Datangnya utusan Avankaya berarti kapal sedang berlabuh. Nora baru sadar ketika tak merasakan guncangan lembut konstan di bawah kaki. Karena terbiasa dengan goyangan kapal, Nora merasa tubuhnya melayang-layang saat melangkah.
Ia menuruni jembatan kecil yang dipaku awak Kohl di tanah. Saat Nora menginjakkan kaki pada rerumputan yang terendam air, ia bergidik girang. Air merendam setinggi mata kakinya saja. Tebing-tebing yang mengapit lembah membuatnya merasa semakin kecil, dan sempat muncul kecemasan bahwa ada Götu Dev yang bersembunyi di sana, tapi kegembiraan para penduduk menegaskan bahwa tak ada tanda-tanda raksasa di sekitar sini.
Barangkali ini lokasi yang aman dari intaian Götu Dev.
"Mari, Nona," ajak si pesuruh Avankaya.
Di bawah bayang-bayang kapal induk yang melebar sejauh seratusan meter, Nora menyaksikan orang-orang sibuk menegakkan tenda-tenda. Pondasi serupa dek pelabuhan saling bertumpuk, ditopang dengan tiang-tiang kayu kokoh.
Nora terkesima melihat betapa sigap para penduduk kapal mendirikan tenda. Mula-mula ia menyusuri tenda-tenda Kohl yang terbuat dari kulit-kulit hewan tebal dan anyaman kulit pohon. Ditambah selendang-selendang kuning dan oranye, tenda ini jelas bakal menghangatkan di malam hari. Sebaliknya, tenda-tenda Avankaya lebih tipis, terbuat dari anyaman kulit pohon saja, dengan serat-serat yang dipangkas rapi. Namun lebih banyak selendang ditumpuk dan diikat. Warna-warna pudar membuat lilin-lilin memancar lebih terang.
Ketika Nora melintasi kawasan Avankaya, para warga suku berhenti beraktivitas sejenak. Mereka mengawasinya tanpa kehangatan. Bahkan dua gadis yang sempat merawat Nora di awal spontan membuang muka.
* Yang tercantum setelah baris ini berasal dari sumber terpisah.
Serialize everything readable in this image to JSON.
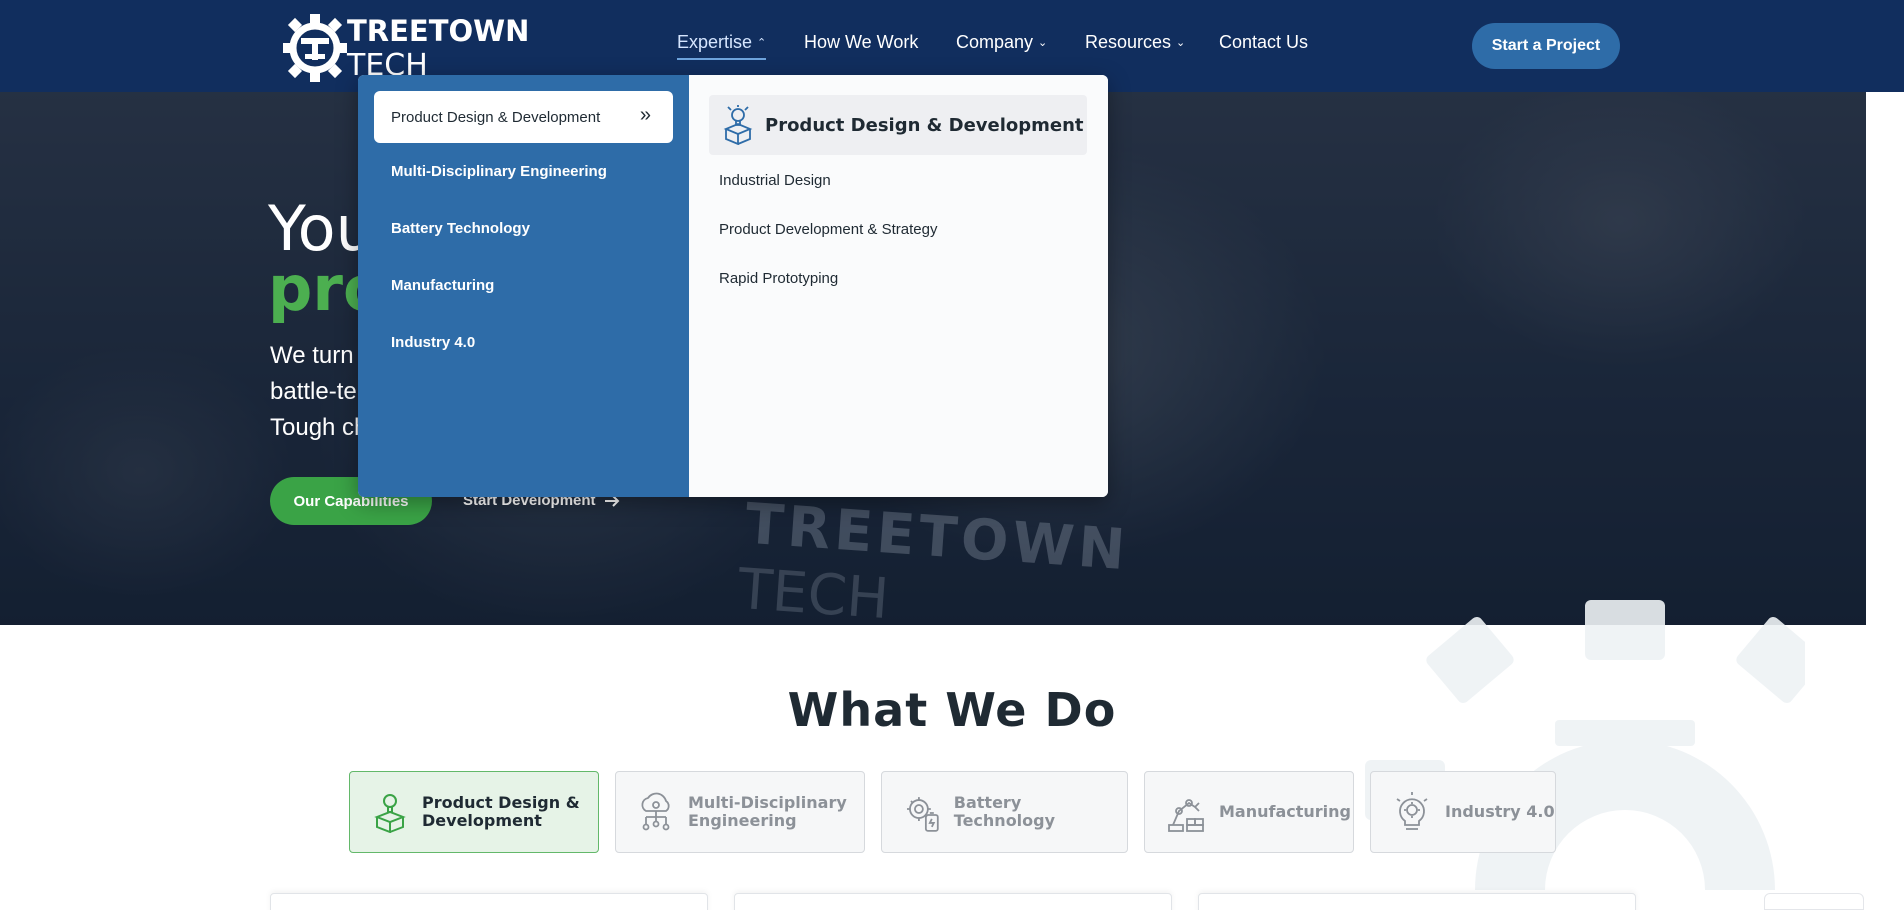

Nora menelan ludah. Ini mengingatkan akan ekspresi Elias yang muram saat dirinya memilih untuk ikut Özker. Mendadak, keputusannya untuk menjembatani kedua suku terasa begitu sukar digapai. Ia tahu kalau Elias tidak menyukai keputusannya, meski sang pasha berakhir memberikan pengumuman ke seantero kapal. Barangkali reaksi para penduduk Avankaya adalah pengaruh sang pemimpin juga.
Nora takkan menyalahkan itu, kendati tak ingin pilihannya untuk mengikuti Suku Kohl menjadi sebuah kesalahan.
Ia semula terlalu fokus pada kegundahan hati. Sehingga ia tak menyadari bahwa ada seratusan anak tangga curam untuk mencapai dek dasar kapal induk. Lamunan Nora buyar seketika kakinya mulai berat untuk diangkat, berbeda dengan para penduduk yang berseliweran dengan begitu mudah. Bahkan pemuda kurus yang mendampinginya sama sekali tak terpengaruh. Napasnya tersengal-sengal dan wajahnya merah padam kala mereka tiba di dek.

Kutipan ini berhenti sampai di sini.